Light waves moving through optical fibers can be arbitrarily vertically or horizontally polarized, and microphotonic circuits don't work well with that kind of random input. This has meant that devices used in photonic subsystems and optical communication networks, for instance, couldn't connect to the outside world without often having to be assembled piecemeal and painstakingly by hand.
Like polarizing sunglasses, which use vertical polarizers to block the horizontally oriented light reflected from flat surfaces such as roads or water, the MIT method of integrating optics on a chip involves separating the two orientations of polarized light waves.
Splitting the difference
The MIT researchers' innovative solution involves splitting the light emanating from an optic fiber into two arms--one with horizontally polarized beams and one with vertical beams--in an integrated, on-chip fashion.
Setting these two at right angles to one another, the researchers rotated the polarization of one of the arms, also in an integrated way. The beams from the two arms, now oriented the same way, then pass through identical sets of polarization-sensitive photonic structures and out the other side of the chip, where the two split beams are rejoined.
"These results represent a breakthrough in permitting the processing and switching of arbitrarily polarized input light signals in tightly confined and densely integrated photonic circuitry," said Ippen. The innovation means that optical components can be integrated onto a single silicon chip and mass-produced, cutting costs and boosting performance and complexity.

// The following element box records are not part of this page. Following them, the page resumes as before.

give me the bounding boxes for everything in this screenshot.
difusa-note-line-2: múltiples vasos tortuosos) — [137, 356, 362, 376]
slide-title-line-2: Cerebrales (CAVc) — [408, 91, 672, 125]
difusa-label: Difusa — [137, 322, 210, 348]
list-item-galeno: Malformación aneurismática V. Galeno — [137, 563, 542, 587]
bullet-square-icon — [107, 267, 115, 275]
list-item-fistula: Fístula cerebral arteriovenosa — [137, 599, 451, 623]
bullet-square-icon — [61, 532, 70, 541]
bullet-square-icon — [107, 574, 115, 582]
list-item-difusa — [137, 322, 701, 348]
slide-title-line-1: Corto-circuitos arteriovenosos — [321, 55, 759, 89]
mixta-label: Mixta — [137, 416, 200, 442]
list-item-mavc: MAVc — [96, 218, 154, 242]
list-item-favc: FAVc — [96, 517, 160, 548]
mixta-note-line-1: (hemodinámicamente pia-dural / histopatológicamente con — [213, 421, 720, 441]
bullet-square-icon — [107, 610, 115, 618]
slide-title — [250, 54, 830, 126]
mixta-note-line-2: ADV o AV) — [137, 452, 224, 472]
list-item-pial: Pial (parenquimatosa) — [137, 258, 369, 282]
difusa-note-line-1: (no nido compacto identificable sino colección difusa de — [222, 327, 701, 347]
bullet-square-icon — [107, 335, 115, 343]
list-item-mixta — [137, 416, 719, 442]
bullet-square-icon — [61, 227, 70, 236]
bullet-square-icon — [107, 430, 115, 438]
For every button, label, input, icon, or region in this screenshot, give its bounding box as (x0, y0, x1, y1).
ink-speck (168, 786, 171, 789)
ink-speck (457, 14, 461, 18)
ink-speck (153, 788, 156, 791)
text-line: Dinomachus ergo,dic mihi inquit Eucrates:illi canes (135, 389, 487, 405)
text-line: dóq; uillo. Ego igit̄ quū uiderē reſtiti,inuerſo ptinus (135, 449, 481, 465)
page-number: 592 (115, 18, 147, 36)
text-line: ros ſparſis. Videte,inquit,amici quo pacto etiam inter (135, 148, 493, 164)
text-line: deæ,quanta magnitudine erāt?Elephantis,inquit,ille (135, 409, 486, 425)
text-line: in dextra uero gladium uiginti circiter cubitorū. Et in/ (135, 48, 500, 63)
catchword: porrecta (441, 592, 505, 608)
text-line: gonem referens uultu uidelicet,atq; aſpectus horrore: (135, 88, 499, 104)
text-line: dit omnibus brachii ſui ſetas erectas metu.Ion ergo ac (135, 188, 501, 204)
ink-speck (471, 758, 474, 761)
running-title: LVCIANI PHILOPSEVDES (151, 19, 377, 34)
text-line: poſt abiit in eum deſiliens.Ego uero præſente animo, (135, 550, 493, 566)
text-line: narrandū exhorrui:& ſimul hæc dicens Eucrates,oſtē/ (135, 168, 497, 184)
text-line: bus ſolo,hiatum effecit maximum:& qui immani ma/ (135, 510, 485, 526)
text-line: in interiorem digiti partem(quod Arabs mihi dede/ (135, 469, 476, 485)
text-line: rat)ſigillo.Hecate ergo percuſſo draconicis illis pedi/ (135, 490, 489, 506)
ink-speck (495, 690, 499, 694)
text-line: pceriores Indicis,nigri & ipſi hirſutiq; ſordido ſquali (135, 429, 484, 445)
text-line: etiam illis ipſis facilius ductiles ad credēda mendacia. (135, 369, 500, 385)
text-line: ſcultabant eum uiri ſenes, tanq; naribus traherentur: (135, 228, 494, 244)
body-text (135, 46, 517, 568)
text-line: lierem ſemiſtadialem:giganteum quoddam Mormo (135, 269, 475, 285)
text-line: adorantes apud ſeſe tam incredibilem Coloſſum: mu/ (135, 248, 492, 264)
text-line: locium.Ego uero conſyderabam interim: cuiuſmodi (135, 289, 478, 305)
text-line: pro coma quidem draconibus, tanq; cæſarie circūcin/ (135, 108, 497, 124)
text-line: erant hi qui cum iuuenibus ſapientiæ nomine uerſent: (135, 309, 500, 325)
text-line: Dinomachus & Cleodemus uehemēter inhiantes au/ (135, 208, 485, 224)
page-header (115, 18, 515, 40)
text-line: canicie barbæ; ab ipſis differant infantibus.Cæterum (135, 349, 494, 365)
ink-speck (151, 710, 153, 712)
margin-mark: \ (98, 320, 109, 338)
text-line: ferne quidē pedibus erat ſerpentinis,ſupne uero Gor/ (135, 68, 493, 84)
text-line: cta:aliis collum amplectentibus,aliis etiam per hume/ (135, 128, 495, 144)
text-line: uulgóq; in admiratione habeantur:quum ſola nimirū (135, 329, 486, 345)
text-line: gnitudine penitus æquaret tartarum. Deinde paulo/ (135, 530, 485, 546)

The advantage in integrating optics with silicon technology is that silicon fabrication technology "is already highly developed and promises precise and reproducible processing of densely integrated circuits," Kaertner said.Â "The prospect of integrating the photonic circuitry directly on silicon electronic chips is ultimately also an important driver."
In addition to offering a breakthrough in polarization, the MIT chip also contains first-of-their-kind components in materials meeting telecommunications specifications.
"Our results illustrate the importance of academic research in nanofabrication and academia's role in breaking new pathways for the industry to follow," Smith said. "Creating these devices was only possible due to the unique nanofabrication facilities at MIT, enabling fabrication with extraordinary precision."
This work was supported by Pirelli Labs in Milan, Italy, and made use of MIT's Nanostructures Laboratory and MIT's Scanning Electron Beam Lithography Facility, both within the Research Laboratory of Electronics.